По-прежнему не произнеся ни слова, стараясь не оглядываться, они так же быстро вернулись в лагерь. В тот же день, ближе к вечеру, они ушли на юг. А мертвая мать с младенцем, покоящемся на сведенных судорогой руках, еще несколько дней висела на одиноком телеграфном столбе с оборванными проводами; долго никто не осмеливался снять ее. Мимо проходили части армии независимой республики, воины замедляли шаг и долго разглядывали худенькое тело женщины и после смерти крепко прижимающей к груди младенца, и старались только ненароком не взглянуть в ее широко открытые глаза.

Впереди показалась девятиэтажка, издалека заметная даже в наступающей темноте. На фасаде одного из зданий находились электронные часы, он взглянул на светящийся циферблат. Поправив газету, небрежно торчащую из кармана куртки, он медленно зашагал по улице.

Из темноты мигнули фары припаркованной метрах в десяти выше по улице легковушки. Фары мигнули еще раз, машина - потертый "жигуленок" - выехала на проезжую часть. Проезжая мимо него она слегка замедлила ход. Он успел заметить в салоне, кроме водителя, еще одного человека, сидевшего на заднем сиденье.

Машина свернула налево, исчезла за поворотом, он вздохнул и двинулся дальше.

У входа в здание толпился народ. Какой-то мужчина, подъехавший к самому крылечку двухэтажного строения, ругался с пожилой дежурной, тихо просившей убрать его машину подальше, чтобы освободить дорогу спецтранспорту. Он же, тем временем, подошел к дверям. Дернул на себя, потом толкнул, и оказался внутри.

Он едва не столкнулся с молоденькой девушкой, выходившей на улицу, та прошептала "извините", испуганно отскочив в сторону, а он еще долго смотрел, как зачарованный ей вслед, точно боясь оторвать взгляд от созерцания густых русых волос, разметавшихся по плечам.

Интересно, каким показался он ей? Наверняка, никаким, девушка просто не обратила на него ни малейшего внимания, занятая своими мыслями. Он невесело усмехнулся, вспоминая вопрос старика, обращенный к нему еще на автобусной остановке в станице, по поводу возможной прибавки к пенсии, не слышал ли он чего? Тогда он не понял, почему именно ему был обращен этот вопрос, привычно думая, что попутчик прибавил лишних лет двадцать к его возрасту, конечно, не нарочно, просто не разобравшись в темноте. Теперь он пожал плечами: все правильно. Болезнь не шутила с ним. Удивительно было другое - как его организм вообще смог продержаться так долго.

Он заметил зеркало и подошел к нему, огибая игравших на полу детей. На него со дна стекла взглянуло ссохшееся морщинистое лицо с проваленным боксерским носом и розовыми пятнышками на месте отсохших недавно язв. Некогда черные, волосы ныне стали тускло-серыми, пепельными, расчесанные кое-как они придавали ему мученический вид. На левом ухе сохранилась одна язвочка, он торопливо прикрыл ее прядью.

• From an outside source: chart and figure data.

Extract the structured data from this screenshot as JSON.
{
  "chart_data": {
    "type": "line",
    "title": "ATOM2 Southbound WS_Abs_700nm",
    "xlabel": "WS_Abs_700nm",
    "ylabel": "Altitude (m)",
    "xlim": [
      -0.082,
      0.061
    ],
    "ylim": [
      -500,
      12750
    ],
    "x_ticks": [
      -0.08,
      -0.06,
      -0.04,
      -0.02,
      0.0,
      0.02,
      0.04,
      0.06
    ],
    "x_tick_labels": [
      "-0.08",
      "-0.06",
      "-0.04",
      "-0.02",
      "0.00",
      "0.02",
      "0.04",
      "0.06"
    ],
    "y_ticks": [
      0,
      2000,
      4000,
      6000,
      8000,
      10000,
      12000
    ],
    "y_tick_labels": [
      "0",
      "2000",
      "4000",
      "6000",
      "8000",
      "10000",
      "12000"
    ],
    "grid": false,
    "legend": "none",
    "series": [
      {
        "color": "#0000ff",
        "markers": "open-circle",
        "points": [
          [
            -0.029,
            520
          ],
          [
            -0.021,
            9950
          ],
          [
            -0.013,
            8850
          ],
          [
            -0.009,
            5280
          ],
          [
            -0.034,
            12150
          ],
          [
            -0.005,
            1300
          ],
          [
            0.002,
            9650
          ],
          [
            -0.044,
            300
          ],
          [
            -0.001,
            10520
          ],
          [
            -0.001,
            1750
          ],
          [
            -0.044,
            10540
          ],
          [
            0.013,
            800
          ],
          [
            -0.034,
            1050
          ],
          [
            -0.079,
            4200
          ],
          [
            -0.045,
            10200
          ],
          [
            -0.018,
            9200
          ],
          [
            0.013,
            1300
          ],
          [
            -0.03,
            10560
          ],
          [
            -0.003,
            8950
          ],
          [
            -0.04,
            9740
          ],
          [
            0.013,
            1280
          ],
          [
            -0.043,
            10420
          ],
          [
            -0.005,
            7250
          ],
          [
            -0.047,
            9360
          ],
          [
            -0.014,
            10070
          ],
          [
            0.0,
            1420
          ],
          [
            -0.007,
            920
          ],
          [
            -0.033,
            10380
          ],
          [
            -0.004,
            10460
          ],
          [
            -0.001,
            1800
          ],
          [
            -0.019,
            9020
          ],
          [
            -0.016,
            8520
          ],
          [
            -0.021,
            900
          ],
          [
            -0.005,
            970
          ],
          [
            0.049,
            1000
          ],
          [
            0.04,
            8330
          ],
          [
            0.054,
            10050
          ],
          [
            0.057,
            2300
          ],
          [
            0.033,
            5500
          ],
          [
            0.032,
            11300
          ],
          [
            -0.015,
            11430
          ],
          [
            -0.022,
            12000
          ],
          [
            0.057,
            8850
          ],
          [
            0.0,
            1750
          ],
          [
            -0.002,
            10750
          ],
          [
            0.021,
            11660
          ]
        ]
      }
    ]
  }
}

Когда-то лет шесть назад, может больше, в одном горном ауле его осмотрел врач. Внимательно изучив "звездное небо" папиллом, избороздивших его грудь и спину, появившихся в паху и под мышками, он тяжело вздохнул и предложил довольно странное лекарство; он сам признал, что хотел бы отправить своего пациента эдак на полгодика в больницу, где за указанный срок болезнь может быть вылечена, но едва ли такая возможность представится, он входит в положение. А потому, введя полный шприц пенициллина под лопатку, дал несколько пакетиков с черным порошком, объяснив, что это ртутная мазь, дедовское, конечно, но, в целом, неплохое средство. Только надо помнить, что один день мазь втирают в руку, другой в ногу, затем снова в руку, уже другую. Сопровождавший его воин пристально и несколько странно смотрел на врача, никак не разумея, к чему это такое удивительное лечение. Да он и сам с не меньшим изумлением слушал торопливое объяснение доктора, уверявшего, что иначе он всех перезаразит, ведь какая гигиена может быть в полевом лагере. Последние слова подействовали, дорогу обратно воин шел много позади него, но наутро о возможности заражения было забыто напрочь. Да и через неделю-другую, как раз, когда пакетики кончились, язвы надолго исчезли.